I assume that you are part of a larger organization, and I would also touch base with other coaches because this is certainly a common problem.
One responsibility that you have, though, is the safety of the other participants. The line between teasing and bullying is blurry.
Of course the final decision on how to handle this situation is entirely up to you, but after speaking with the parents, and counseling the kid, if the behavior continued, if I were in this position, I would consider suspending or removing him from the team.
My two cents.
This is a difficult situation, mostly because you don't have all the puzzle pieces together in order to make a good decision here. If he continues to be unwilling to follow your lead and be part of the team, it's best to cut him loose. Unless you can talk to him in a way that he can understand what he is doing wrong and be willing to follow your lead, the problem has to be addressed by his parents where they might have to find a professional/counselor for him to talk to. What ever the message is going to be it has to be very clear, so there will be no second guessing going around.
The decision is yours to make...not an easy one. Good luck.
I would definitely both talk with the child and the parents. There is no bad child, just underlying reasons for behavior. While the behavior could be lack of parental supervision, etc., I wouldn't be so quick to judge. It could be many things, including a behavioral condition.
You'll get a better feel for the issues if you talk to the parents and see their response and willingness, or unwillingness, to address and help correct the situation. In the meantime, you could give the child some additional responsibilities to make him feel important and more connected to the team.

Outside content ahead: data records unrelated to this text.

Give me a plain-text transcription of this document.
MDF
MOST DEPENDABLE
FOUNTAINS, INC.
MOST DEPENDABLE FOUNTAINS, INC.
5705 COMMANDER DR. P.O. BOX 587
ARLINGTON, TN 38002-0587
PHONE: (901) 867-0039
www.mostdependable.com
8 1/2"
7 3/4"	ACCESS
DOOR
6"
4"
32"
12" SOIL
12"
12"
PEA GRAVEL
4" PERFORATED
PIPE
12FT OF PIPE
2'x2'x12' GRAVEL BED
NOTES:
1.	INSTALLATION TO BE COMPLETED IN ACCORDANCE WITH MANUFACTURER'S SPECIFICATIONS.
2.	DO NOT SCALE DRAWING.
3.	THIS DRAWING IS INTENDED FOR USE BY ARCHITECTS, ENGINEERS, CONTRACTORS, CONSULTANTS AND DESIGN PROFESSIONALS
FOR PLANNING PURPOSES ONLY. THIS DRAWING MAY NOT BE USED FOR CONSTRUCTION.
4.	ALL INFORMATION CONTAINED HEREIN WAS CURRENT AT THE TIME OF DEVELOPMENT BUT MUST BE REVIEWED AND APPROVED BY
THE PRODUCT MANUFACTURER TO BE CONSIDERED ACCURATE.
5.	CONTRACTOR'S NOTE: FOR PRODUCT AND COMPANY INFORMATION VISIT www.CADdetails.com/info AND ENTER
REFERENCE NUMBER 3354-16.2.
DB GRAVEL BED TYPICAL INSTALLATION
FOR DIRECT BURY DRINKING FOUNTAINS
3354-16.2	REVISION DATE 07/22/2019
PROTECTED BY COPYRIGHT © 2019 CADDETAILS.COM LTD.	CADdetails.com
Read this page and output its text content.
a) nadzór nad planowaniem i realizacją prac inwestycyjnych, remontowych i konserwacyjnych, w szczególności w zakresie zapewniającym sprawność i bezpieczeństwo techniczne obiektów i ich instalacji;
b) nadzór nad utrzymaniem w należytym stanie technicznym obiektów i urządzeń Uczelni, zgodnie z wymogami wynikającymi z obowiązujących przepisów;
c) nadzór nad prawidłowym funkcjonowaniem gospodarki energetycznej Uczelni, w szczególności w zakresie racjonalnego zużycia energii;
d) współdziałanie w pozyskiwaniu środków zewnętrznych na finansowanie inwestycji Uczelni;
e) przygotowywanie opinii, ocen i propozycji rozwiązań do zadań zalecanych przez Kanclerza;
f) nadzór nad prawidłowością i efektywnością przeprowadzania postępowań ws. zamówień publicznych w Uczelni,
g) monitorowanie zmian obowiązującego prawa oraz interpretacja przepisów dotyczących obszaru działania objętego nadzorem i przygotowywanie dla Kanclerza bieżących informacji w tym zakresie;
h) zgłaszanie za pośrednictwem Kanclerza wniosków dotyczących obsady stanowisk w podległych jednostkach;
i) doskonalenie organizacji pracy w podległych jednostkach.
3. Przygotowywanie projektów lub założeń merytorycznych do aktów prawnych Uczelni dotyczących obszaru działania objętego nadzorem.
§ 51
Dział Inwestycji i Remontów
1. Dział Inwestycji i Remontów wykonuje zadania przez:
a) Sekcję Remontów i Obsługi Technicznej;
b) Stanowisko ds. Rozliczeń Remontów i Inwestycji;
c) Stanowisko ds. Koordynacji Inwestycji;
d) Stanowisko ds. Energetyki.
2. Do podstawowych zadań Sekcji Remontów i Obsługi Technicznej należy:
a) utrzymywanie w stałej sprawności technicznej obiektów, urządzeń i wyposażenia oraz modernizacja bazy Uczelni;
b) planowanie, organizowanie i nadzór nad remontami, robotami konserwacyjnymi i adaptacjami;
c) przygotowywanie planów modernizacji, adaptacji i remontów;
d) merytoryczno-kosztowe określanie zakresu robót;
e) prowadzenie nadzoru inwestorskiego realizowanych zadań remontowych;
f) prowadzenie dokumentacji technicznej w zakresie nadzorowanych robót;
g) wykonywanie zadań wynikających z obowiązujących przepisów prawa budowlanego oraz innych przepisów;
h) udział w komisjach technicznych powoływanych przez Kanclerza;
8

Addressing the parents with the kid present is an excellent suggestion. I used to teach physical education and with many kids,(not all) I would pull them aside after class and talk with them individually. I would ask all sorts of questions to find the root of the problem before taking it further. It could be a simple fix like someone suggesting making them an assistant. Explain the expectations of the class and ask the kid if they are following those expectations. If you can, make a deal with the kid. What would it take for him to meet those expectations. This is has worked wonders for me in the past but not all the time. I have a little background in counseling but from my experience, coaches and trainers can make some of the best counselors. The trainer or coach is already on a pedestal of authority and expertise. It will just take a little patience along with trial and error.
I developed a phenomenal relationship with my students and parents over the years as a teacher and that worked real well with me. Get emails and communicate weekly with parents worked well for me.
Good luck. Hope any ideas will spark something.
Often times when children act out, we first look to punishments as a way to correct the behavior. I have found that with older children, if we treat them with respect and value their opinions that we can gain their cooperation. I like Noel's suggestion of talking to the child. He may not want to be there. This may be something his parents have pushed him into doing. He may feel inadequate or have other things going on at school or home that are causing him to act out. A talk with him is warrented and possibly setting up a way to positively reinforce the behavior you'd like to see from him. An award for the class or individuals if they follow the rules. Acknowledging a child of the "class" for most improved, most helpful, best leadership or encouragement/support/sportsmanship.
Opening up lines of communication with the children and their parents will help you to spot issues before they come up and make you all act better as a team.